Zonda chief economist Ali Wolf told The Hill it is likely the Fed is done raising rates, at least for now. 

“Fed officials have communicated that they want to track how their ten increases so far impact the economy, especially since there’s often a lag between higher rates and changes to economic growth,” Wolf said. 

“If we see stronger than expected labor statistics or inflation figures, Fed officials may feel the need to raise rates again though,” she added. 

Inflation cooled in April, hitting its lowest annual rate increase since 2021, according to the Consumer Price Index (CPI) released this week.   

Zillow’s Tucker added that the Fed may take a break from hikes while it continues to assess the fallout from several regional bank failures. 

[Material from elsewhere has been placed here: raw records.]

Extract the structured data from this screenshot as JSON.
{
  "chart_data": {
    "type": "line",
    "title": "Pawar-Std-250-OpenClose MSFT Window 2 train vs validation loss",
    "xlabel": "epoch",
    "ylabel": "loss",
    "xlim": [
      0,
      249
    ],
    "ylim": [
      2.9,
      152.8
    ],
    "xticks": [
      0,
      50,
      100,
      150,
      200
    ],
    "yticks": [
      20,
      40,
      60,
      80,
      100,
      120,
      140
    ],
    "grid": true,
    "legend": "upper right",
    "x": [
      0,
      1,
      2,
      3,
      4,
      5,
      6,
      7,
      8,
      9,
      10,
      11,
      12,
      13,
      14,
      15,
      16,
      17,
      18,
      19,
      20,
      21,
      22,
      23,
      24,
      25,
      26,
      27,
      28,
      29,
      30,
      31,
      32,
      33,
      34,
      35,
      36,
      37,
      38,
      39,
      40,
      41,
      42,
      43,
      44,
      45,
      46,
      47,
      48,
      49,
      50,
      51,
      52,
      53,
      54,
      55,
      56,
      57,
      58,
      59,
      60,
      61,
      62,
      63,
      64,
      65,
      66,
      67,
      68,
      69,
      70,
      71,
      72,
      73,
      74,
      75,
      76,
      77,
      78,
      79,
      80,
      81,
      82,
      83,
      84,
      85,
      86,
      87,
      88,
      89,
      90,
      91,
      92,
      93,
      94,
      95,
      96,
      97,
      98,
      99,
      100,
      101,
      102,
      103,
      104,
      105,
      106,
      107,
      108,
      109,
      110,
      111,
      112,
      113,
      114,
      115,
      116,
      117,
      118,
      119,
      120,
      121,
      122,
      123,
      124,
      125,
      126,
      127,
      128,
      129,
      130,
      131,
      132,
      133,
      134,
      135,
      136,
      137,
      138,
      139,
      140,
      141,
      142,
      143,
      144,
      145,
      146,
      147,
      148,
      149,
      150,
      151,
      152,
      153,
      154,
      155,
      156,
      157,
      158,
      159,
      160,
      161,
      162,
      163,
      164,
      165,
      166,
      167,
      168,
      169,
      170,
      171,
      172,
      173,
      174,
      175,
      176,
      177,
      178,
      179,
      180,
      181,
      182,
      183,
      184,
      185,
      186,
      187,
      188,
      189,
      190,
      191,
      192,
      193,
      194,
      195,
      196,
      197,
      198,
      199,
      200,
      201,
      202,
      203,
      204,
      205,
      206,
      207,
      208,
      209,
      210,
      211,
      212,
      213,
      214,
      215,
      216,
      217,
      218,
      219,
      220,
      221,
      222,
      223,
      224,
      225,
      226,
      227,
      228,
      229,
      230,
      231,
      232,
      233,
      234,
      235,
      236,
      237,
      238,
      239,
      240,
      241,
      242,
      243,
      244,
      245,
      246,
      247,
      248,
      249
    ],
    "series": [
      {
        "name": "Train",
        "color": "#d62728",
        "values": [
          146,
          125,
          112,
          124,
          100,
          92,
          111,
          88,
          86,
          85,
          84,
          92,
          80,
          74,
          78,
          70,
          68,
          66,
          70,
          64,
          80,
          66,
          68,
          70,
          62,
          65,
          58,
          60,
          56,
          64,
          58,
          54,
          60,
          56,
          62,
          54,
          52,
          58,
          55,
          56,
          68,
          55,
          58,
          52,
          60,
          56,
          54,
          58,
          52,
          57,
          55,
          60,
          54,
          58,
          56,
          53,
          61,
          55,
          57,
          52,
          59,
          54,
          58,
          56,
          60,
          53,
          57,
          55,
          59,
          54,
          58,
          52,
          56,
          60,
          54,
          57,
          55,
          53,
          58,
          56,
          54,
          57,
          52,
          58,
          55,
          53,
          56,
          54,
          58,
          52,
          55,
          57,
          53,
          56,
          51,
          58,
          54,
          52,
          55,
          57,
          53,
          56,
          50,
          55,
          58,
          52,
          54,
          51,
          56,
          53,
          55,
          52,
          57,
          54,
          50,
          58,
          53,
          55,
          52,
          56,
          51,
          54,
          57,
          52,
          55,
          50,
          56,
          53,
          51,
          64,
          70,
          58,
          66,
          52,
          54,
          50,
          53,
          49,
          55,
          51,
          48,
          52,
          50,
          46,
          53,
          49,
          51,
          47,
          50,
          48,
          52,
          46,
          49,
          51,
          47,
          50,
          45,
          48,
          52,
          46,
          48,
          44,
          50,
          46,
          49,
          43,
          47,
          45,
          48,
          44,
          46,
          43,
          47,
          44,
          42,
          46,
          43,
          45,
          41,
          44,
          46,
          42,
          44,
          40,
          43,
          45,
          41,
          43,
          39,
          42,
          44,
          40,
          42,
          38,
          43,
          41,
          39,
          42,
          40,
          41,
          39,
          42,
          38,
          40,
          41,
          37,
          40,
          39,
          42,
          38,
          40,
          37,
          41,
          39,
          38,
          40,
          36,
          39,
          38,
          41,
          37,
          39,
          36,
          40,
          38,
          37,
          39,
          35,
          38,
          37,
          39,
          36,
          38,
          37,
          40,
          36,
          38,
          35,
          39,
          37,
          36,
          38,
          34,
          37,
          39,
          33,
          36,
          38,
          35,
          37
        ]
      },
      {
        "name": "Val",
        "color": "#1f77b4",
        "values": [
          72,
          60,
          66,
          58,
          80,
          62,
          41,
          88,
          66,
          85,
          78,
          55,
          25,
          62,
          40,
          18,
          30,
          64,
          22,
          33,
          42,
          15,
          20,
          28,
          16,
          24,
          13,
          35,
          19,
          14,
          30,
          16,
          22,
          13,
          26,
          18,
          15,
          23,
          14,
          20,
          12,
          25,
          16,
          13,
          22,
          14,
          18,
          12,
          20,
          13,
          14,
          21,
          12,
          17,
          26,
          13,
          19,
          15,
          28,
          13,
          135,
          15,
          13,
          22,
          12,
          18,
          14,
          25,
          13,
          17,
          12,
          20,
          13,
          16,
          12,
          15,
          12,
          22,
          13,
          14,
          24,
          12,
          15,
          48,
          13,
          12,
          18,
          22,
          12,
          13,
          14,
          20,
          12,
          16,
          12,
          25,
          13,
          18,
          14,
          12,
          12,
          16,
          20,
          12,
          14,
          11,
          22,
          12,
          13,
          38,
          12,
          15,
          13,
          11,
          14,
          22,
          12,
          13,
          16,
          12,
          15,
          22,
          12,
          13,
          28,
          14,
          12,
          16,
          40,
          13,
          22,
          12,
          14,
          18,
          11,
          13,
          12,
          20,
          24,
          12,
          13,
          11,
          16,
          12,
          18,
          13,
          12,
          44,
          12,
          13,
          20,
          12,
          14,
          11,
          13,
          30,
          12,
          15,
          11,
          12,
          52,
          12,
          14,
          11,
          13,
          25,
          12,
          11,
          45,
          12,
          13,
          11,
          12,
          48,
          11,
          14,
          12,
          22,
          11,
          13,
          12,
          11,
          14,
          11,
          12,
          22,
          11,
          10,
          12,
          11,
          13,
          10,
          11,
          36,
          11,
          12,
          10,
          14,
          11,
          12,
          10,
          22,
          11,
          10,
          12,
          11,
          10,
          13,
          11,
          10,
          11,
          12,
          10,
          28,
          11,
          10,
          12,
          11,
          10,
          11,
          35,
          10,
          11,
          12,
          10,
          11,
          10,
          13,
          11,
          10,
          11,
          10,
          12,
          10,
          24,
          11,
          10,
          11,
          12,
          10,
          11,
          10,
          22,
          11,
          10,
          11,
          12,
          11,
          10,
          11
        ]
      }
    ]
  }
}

“I do think they probably want to take some time to kind of watch the financial system digest the fallout from the recent bank closures and try to understand how the credit channels emanating from that are actually beginning to restrict credit a bit,” he said. 

Rents are on track to keep falling

A pedestrian is silhouetted against a high rise at 160 Water Street in Manhattan’s financial district, as the building is undergoing a conversion to residential apartments, Tuesday, April 11, 2023, in New York. (AP Photo/Bebeto Matthews)

Asking rents slowed for the 11th consecutive month in April, rising by just 0.3 percent, data from real estate brokerage Redfin showed. At the same time a year ago, median asking rents rose by more than 16 percent. 

Slowing price growth is due largely to the high number of units coming onto the market. Completions of buildings with five or more units jumped by 60 percent year-over-year in March to 484,000 on a seasonally unadjusted basis. And this fast-increasing activity has pushed the vacancy rate to 6.4 percent – the highest level in two years. 

Redfin deputy chief economist Taylor Marr told The Hill he expects that the price growth slowdown in rents will continue but without offering much more financial wiggle room for renters. 

“Rents are expected to move sideways into the second half of the year, avoiding large increases, but mostly not providing much more savings to existing renters,” Marr said in an email.

“The increases in supply (e.g., new multifamily construction) are expected to slow down by the end of the year and demand is holding steady — well below the surges during the pandemic as many new rental households were formed,” he added. 

Another rental trend economists noted was the dip in rent growth as measured by the CPI.

RealPage senior vice president and chief economist Jay Parsons wrote in an analysis following the CPI’s release that although rent growth numbers dropped by just 0.1 percent from the previous month, it’s the direction that matters. 

“This is a big deal for inflation and rate watchers (including apartment investors) because rent is the largest variable in the CPI’s largest category: shelter,” Parsons wrote. 

Shelter, which makes up around 40 percent of core inflation, rose by 0.4 percent month-to-month in April, and it was the largest contributor to the overall monthly increase in inflation. 

What’s in store for home prices? 

Home prices grew rapidly during the pandemic housing boom – with double-digit gains seen in some markets. But price growth slowed over the back half of last year and into the spring buying season.  

Moody’s Analytics expects single-family home prices to fall by 4 percent, according to a recent forecast.

Moody’s Analytics housing economist Matt Walsh said there are signs that the worst may be in the rearview. Yet he expects sales volumes to remain low relative to the pandemic as recent data indicates a weaker home buying season. 

But he added that prices could decline from their high point even as sales volumes stabilize. 

“While a 10% decline in house prices is significant, the incoming correction will be a far cry from the crash that followed the 2000s housing bubble,” he concluded.